If you’ve ever fallen deeply in love with Diana Dos, Linux Linda, Wilfred Windows or Ophelia Sarah OSX then Spike Jonze’s Her will offer you the essential intelligent, indie rom-com drama that you have been waiting for. For everyone else it is still an essential indie rom-com drama anyway. We will load the review and execute it (in a ‘good code’ way and not a ‘bad violent’ way).

Love and life have been harsh for Theodore (Joaquin Phoenix) recently. His wife Catherine (Rooney Mara) is seeking a divorce and even though his neighbour and long-term friend Amy (Amy Adams) cares enough to get him a blind date (Olivia Wilde) something is missing from his life. His employment is going swimmingly, his job writing letters for other people receives praise from his clients, who appreciate his candid nom-de-pen (or rather nom-de-keyboard) epistles to their partners, friends and relatives, as personal and individual. Things change for the better, at least to Theodore, when he embraces the necessity of the modern age and gets himself a new computer, which comes with a modern and very different OS (operating system – the thing that makes it run, non-computer readers). This OS is very sophisticated, with a polite, inquiring interface, that knows its owner, reads their files, responds to demands and makes requests when deemed appropriate. Theodore names his OS Samantha (Scarlett Johansson). She is so helpful and amenable, she quickly becomes part of his life and a friendship between them soon develops. Eventually Theodore finds himself falling in love with Samantha and, curiously, she admits that she too has feelings for him. Can the relationship survive or will it crash (sorry!)? Only time will tell.

At times charming, dramatic, absurd and emotional, Her is quite simply one of the best science fiction rom-coms you are likely to see. The term ‘science fiction’ in this instance doesn’t refer to giant transformers or mad robots taking over the earth or similar manifestations you are likely to encounter in popular Hollywood offerings but rather the more specific genesis of SF as imagining a future based upon the present but showing a perspective that perhaps you haven’t considered. In Hollywood terms the ‘prime concept’ of a protagonist falling in love with his OS is as prime as the modern age can get; we live in a multimedia age and increasingly interact with technology. In many ways Theodore’s job relates to this as well; he constructs letters for other people – ‘To Chris, how lucky I was to meet you 50 years ago’ – mimicking handwriting through use of different fonts, which links the past, present and future visually, technologically and imaginatively. But some things, like personal emotional relationships, are timeless.

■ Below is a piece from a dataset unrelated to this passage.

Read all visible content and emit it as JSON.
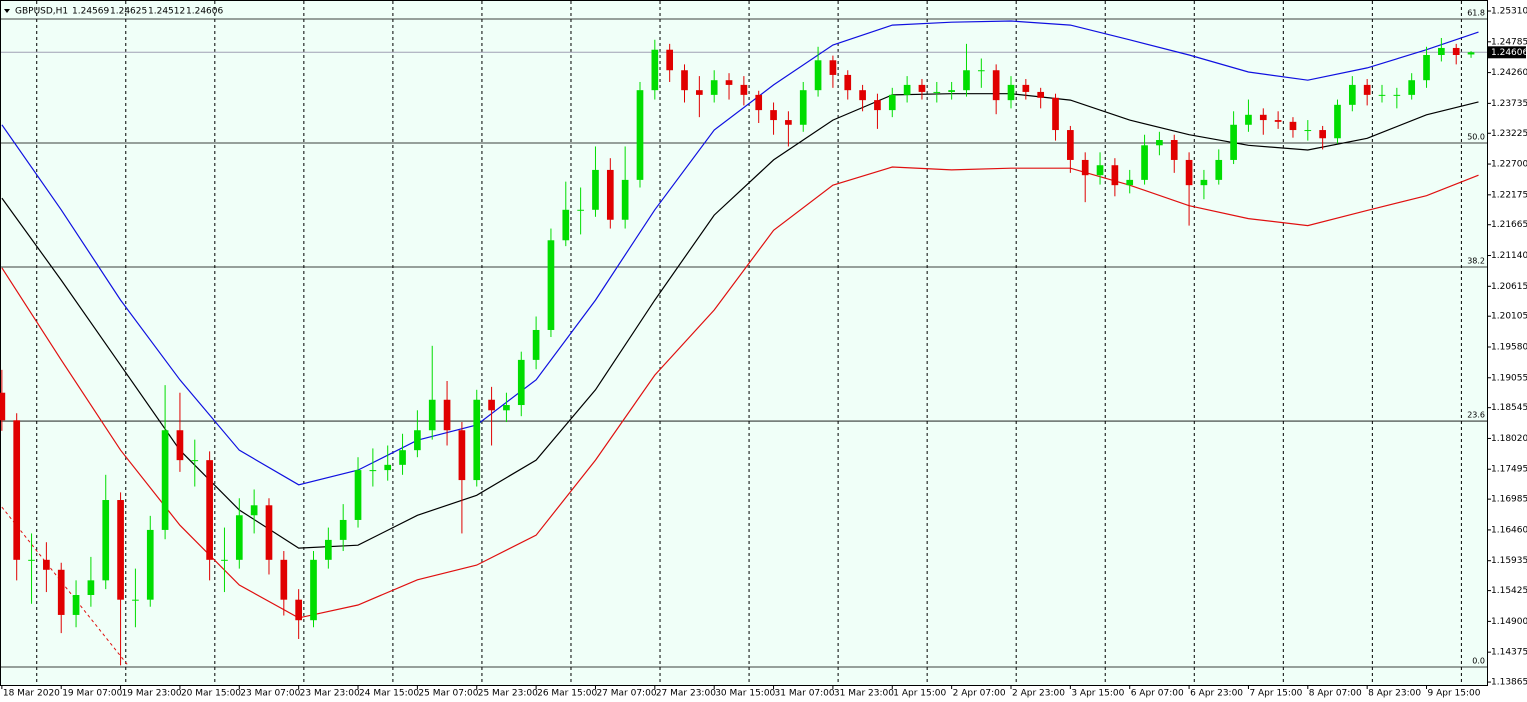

Her sees a return to the cinema for Spike Jonze (whose last film was Where the Wild Things Are [2009]), who has provided a more personal film which matches his other, non-animated, features. Being John Malkovich (1999) showed us a surreal and absurd world, whilst Adaptation (2002) combined the real and the surreal with aplomb. Indeed the latter films, scripted by Charlie Kaufman, also link to SF as they recall the offbeat tone of Philip K. Dick at his most humorous. This is a film where the normal world is all too normal, and humans juggle emotions in a techno-stringent environment. ‘Sometimes I feel I’ve felt everything I’m going to feel,’ states Theodore and you can’t help but empathise and sympathise with him.

Welcome to the future, a future that embraces technology at an emotional level. Charming, funny and delightfully eccentric, Her is another winner from Jonze.